Interestingly enough, Paul’s use of the word “shameful” in this passage again reminds us that the matter being discussed was cultural and one that was primarily unique to Corinth. In discussing the issues of the veils in chapter 11, Ferguson makes this interesting comment (notice his words about the language of “shame” and it’s connection to culture):

“Notice how Paul’s reasons for the head covering for women and its absence for men are loaded with the language of culture. (1) Honor or shame (disgrace) for the man— “any man who prays or prophesies with something on his head disgraces his head, but any woman who prays or prophesies with her head unveiled disgraces her head” (1 Corinthians 11:4- 5). (2) Shame (disgrace) to the woman— “It is one and the same thing as having her head shaved…. If it is disgraceful for a woman to have her hair cut off or to be shaved, she should wear a veil” (1 Corinthians 11:5- 6). (3) What is accepted as a sign of authority “For this reason a woman ought to have a symbol of authority on her head” (1 Corinthians 11:10). (Angels are perhaps invoked as witnesses to the order of creation.) (4) What is regarded by human beings as natural (that is, what is customarily done)— “Judge for yourselves: is it proper for a woman to pray to God with her head unveiled? Does not nature itself teach you that if a man wears long hair, it is degrading to him, but if a woman has long hair, it is her glory?” (1 Corinthians 11:13- 15). (5) The practice of the churches “We have no such custom, nor do the churches of God” (1 Corinthians 11:16). Honor and shame were major considerations in determining conduct in the societies of the ancient Mediterranean world…Since a culture tends to regard its customs as the “natural” way to do things, as the established order of things, “nature” ( physis ) had as one of its derived meanings “[accepted] custom.” 14 Observe that all of the considerations urged by Paul, with the possible exception of the fifth, refer to conditions or circumstances established by culture— having to do with honor, shame or disgrace, a sign or symbol, the natural or customary, and the customs of others.
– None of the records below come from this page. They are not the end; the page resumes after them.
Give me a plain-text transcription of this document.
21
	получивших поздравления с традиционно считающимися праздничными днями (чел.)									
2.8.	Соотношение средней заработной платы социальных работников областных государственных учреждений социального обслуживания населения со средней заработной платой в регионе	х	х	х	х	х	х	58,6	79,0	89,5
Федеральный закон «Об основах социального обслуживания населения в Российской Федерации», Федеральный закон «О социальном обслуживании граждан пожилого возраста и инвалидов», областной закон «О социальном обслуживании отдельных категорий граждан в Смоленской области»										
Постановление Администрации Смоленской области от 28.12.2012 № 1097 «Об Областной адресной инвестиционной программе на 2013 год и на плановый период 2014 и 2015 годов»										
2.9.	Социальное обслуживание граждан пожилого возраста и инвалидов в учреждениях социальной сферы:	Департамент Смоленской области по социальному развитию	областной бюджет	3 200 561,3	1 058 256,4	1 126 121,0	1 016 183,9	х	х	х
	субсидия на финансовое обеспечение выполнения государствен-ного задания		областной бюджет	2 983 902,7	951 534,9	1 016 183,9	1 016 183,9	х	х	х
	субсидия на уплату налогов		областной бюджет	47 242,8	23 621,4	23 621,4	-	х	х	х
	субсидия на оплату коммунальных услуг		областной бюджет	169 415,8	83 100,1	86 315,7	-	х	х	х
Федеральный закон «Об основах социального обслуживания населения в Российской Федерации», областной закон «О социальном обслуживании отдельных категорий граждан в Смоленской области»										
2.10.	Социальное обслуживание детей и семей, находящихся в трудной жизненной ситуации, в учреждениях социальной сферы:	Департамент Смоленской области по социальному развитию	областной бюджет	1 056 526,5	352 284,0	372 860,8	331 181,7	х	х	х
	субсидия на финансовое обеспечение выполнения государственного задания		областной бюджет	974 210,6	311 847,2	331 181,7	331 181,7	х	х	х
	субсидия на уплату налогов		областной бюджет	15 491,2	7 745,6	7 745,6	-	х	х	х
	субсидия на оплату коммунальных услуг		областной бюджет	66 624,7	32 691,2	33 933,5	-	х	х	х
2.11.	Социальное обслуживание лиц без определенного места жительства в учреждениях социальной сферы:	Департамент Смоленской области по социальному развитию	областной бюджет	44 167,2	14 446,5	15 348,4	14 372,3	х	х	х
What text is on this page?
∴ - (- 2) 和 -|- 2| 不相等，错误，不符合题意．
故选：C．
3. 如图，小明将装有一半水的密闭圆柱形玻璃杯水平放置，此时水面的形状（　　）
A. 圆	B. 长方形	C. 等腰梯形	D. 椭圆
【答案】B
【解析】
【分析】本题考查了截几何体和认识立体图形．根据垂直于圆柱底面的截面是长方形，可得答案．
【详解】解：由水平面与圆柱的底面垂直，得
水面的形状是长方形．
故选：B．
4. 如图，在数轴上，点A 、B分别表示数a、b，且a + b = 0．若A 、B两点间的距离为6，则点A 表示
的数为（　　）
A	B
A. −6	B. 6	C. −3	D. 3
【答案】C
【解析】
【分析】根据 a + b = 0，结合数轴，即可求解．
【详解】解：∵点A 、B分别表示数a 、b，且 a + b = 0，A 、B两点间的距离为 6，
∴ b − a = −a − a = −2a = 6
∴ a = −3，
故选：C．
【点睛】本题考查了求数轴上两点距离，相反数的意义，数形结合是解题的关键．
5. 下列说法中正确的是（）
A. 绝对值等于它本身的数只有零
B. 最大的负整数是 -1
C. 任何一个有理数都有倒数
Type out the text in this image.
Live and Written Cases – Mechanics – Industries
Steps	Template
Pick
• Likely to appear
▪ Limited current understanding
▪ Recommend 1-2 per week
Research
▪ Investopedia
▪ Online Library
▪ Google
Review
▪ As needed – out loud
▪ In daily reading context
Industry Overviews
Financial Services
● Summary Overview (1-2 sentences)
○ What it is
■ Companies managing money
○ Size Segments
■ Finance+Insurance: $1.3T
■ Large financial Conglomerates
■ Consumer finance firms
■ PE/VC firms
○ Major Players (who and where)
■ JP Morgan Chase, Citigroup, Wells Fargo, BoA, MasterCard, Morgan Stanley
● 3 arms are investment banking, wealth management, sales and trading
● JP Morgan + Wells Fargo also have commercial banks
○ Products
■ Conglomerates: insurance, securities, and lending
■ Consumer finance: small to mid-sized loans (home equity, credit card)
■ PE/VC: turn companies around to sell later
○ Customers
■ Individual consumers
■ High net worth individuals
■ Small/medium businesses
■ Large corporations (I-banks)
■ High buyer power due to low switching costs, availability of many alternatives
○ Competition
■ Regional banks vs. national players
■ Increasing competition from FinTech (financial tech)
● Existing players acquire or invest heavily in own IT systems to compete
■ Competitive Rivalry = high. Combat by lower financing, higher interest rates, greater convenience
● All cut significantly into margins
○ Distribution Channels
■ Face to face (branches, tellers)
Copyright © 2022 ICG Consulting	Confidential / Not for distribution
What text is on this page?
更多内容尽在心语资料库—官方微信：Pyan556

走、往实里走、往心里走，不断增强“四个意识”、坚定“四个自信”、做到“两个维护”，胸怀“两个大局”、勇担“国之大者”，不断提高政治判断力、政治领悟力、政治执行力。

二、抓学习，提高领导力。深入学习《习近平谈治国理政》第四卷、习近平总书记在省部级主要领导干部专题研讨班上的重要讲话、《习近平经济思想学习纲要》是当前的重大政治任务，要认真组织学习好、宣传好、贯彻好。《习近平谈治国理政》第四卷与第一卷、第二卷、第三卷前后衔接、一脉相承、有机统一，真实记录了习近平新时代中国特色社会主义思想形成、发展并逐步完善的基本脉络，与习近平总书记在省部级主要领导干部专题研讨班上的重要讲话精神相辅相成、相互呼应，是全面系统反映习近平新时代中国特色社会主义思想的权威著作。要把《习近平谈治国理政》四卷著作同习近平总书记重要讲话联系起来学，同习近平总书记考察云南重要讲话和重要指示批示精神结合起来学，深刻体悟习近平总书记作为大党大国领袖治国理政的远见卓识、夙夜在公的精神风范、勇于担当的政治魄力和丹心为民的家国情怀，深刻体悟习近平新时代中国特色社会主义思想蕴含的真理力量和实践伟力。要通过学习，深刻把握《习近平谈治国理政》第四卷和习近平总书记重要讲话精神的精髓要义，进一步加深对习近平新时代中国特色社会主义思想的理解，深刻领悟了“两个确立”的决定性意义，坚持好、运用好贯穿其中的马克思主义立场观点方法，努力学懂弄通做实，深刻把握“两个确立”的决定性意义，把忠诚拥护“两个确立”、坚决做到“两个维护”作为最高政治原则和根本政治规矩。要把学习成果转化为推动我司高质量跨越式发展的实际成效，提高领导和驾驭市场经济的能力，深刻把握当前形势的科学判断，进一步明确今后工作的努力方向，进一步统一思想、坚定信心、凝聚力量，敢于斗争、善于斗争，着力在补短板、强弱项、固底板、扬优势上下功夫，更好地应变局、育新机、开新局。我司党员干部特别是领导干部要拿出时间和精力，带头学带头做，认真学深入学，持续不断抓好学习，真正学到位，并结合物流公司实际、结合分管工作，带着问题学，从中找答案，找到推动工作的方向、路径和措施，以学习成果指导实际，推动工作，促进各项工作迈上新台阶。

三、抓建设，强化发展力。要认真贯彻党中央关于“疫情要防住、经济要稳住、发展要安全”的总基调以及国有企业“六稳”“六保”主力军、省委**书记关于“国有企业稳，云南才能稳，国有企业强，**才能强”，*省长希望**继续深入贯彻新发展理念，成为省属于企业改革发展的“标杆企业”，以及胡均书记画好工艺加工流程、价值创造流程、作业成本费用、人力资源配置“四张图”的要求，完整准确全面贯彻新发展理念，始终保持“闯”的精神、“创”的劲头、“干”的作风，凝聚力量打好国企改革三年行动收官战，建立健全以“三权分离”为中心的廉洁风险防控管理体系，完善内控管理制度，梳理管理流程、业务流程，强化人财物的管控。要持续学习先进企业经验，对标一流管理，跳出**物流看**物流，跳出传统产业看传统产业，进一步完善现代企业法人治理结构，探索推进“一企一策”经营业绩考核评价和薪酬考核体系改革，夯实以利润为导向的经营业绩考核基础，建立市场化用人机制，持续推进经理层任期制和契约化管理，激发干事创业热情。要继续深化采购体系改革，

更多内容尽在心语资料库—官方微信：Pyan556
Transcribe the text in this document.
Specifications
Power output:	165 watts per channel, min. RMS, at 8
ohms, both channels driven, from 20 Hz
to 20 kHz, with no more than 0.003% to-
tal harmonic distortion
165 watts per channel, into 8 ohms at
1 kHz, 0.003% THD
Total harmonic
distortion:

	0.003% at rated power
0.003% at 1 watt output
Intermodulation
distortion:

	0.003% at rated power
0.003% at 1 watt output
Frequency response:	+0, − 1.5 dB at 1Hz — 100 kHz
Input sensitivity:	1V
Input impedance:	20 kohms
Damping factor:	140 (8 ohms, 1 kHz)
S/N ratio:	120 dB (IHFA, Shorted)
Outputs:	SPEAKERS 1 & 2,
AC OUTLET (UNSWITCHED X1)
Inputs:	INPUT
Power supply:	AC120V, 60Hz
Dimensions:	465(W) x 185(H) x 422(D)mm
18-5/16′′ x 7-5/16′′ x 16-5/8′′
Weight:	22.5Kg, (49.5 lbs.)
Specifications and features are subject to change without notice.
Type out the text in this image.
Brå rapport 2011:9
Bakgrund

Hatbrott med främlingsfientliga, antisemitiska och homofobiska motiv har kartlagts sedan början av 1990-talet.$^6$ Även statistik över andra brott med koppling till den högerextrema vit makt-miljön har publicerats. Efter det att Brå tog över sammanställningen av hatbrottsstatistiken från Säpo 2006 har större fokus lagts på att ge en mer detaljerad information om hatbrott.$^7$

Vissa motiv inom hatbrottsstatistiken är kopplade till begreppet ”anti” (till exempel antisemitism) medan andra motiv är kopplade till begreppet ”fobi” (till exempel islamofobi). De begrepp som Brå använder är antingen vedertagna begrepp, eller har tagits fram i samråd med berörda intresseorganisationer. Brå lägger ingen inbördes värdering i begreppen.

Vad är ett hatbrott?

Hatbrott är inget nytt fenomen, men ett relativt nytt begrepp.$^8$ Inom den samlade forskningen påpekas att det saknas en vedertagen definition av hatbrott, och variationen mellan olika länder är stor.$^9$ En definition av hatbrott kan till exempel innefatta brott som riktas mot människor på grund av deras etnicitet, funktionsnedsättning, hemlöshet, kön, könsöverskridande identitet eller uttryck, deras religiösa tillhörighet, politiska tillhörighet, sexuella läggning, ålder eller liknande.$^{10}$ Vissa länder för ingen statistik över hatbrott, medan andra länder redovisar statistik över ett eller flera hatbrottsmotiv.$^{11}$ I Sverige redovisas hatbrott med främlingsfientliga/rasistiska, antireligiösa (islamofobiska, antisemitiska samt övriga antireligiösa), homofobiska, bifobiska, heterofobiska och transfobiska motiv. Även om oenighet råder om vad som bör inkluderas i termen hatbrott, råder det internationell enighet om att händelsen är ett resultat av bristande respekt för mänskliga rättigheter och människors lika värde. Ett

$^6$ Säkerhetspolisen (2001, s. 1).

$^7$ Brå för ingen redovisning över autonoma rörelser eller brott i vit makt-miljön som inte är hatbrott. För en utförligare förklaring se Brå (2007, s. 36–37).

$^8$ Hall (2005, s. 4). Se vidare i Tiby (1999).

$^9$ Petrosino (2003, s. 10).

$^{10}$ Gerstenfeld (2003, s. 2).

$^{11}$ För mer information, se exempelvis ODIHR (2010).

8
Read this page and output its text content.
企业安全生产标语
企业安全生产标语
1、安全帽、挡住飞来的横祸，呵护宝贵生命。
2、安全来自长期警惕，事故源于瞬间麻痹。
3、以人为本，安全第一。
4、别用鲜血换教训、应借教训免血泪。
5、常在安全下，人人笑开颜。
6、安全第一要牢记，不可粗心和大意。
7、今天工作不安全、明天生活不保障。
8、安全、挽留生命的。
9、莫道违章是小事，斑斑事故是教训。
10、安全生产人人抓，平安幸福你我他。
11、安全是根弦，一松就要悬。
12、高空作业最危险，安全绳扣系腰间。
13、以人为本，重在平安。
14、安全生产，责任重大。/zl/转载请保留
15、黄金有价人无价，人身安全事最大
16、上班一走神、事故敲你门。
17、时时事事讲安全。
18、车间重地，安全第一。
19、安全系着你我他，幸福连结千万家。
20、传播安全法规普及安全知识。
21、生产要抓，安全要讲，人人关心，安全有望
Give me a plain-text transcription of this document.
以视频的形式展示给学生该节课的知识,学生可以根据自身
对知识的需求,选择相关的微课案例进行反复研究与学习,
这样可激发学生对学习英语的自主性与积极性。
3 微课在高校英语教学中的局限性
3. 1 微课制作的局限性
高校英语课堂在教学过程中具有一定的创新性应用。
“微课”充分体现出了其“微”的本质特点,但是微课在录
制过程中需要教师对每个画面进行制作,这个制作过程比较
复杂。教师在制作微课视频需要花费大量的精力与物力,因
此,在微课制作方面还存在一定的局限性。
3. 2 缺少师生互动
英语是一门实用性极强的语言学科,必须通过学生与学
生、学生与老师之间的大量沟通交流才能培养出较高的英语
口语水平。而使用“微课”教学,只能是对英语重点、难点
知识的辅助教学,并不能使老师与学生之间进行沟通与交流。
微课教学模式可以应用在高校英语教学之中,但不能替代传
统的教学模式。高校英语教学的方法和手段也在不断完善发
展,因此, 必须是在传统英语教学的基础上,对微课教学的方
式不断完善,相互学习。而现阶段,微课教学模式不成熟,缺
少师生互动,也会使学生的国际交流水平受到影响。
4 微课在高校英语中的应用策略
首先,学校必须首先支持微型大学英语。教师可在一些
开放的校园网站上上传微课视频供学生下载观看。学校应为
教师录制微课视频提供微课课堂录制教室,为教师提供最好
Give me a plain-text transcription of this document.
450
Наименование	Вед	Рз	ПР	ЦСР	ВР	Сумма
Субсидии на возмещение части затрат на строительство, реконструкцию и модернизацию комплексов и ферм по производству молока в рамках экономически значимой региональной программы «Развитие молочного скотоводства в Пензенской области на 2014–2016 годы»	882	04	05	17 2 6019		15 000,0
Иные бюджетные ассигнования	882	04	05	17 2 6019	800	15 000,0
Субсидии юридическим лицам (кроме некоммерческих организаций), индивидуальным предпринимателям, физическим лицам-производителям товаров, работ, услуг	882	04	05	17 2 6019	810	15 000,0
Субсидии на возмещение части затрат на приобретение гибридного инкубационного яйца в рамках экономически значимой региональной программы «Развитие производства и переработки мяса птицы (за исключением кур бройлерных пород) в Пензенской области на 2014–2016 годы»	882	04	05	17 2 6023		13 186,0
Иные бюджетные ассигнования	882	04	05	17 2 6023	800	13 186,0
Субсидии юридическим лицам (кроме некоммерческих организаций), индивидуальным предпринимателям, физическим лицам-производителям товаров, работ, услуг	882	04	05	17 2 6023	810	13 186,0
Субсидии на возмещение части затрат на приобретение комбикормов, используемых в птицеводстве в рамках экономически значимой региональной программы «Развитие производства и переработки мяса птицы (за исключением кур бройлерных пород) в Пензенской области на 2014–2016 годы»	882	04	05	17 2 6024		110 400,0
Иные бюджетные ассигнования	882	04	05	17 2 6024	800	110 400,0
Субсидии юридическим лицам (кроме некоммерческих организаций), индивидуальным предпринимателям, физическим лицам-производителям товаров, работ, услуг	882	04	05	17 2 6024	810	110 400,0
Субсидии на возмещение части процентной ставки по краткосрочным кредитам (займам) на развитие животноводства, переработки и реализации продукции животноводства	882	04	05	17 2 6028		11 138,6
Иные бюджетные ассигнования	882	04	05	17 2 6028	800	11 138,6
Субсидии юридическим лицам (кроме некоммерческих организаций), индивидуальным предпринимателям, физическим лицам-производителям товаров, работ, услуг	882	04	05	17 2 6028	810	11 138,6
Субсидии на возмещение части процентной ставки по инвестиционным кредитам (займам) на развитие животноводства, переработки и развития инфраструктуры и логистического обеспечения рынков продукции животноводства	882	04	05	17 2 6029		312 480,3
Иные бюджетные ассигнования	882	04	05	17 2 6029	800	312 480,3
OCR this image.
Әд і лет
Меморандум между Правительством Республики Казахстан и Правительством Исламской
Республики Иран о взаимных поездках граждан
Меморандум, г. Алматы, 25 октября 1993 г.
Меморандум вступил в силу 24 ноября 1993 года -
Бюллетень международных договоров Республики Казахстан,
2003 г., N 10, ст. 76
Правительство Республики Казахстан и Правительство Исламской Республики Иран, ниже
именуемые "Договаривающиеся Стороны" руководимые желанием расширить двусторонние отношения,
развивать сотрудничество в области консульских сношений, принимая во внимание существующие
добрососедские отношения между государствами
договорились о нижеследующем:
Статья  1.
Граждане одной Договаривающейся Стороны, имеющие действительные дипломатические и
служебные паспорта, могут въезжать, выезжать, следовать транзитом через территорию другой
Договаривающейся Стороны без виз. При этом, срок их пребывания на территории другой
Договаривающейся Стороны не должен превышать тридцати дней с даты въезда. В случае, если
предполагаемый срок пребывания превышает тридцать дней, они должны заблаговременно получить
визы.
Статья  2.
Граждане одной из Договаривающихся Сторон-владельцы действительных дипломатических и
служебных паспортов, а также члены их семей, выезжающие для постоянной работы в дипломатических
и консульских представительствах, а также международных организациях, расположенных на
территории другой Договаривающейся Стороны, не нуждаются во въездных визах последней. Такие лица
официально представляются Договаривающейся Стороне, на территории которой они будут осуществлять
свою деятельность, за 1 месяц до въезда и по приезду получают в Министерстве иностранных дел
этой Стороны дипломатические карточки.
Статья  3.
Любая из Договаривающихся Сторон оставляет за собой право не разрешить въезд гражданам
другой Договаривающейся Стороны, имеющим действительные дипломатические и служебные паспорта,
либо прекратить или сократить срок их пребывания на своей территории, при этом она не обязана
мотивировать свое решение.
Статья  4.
Where something is not considered a matter of honor or shame, has no symbolic significance, is not regarded as natural, then the specific expression has no force.” (Everett Ferguson, Women In The Church: Biblical And Historical Perspectives, 386-405 (Kindle Edition): Abilene, Tx; Desert Willow Publishing)

Finally, this last point helps us to understand the “law” which Paul mentions that discusses women being submissive.

Paul was referencing the local law at Corinth!

“As the law says” could then easily be understood as Roman law. Official religion of the Roman variety was closely supervised. The women who participated were carefully organized and their activities strictly regulated. The unrestrained activity and inclusive nature of oriental cults (such as the popular cult of Isis) made them immediately suspect, if for no other reason than the fear that such uninhibited behavior would adversely affect the family unit and erupt in antisocial behavior.” (Craig Blomberg, Two Views on Women in Ministry (Counterpoints: Bible and Theology Book 12), 77 (Kindle Edition); Grand Rapids, Michigan; Zondervan)

In conclusion, Paul did not say that women must remain quiet in the worship assembly of the church. Instead, he praises them for prophesying and praying in a godly way in the assembly! He exhorts them to maintain temporary silence in the assembly in such a way that the worship is not disrupted and they are not shouting across the assembly to their husbands to try and gain insight during a sermon. The women at Corinth would be familiar with how the pagans would use questioning in order to disrupt services, because that is how some of the Romans in Corinth would behave. The Roman law at Corinth ordered women to be submissive to their husbands, and Paul agreed with this. At the same time, Paul’s language demonstrates that this was a cultural issue that he was dealing with in this particular area.

The grace of the Lord Jesus Christ, and the love of God, and the communion of the Holy Spirit, be with you all. Amen.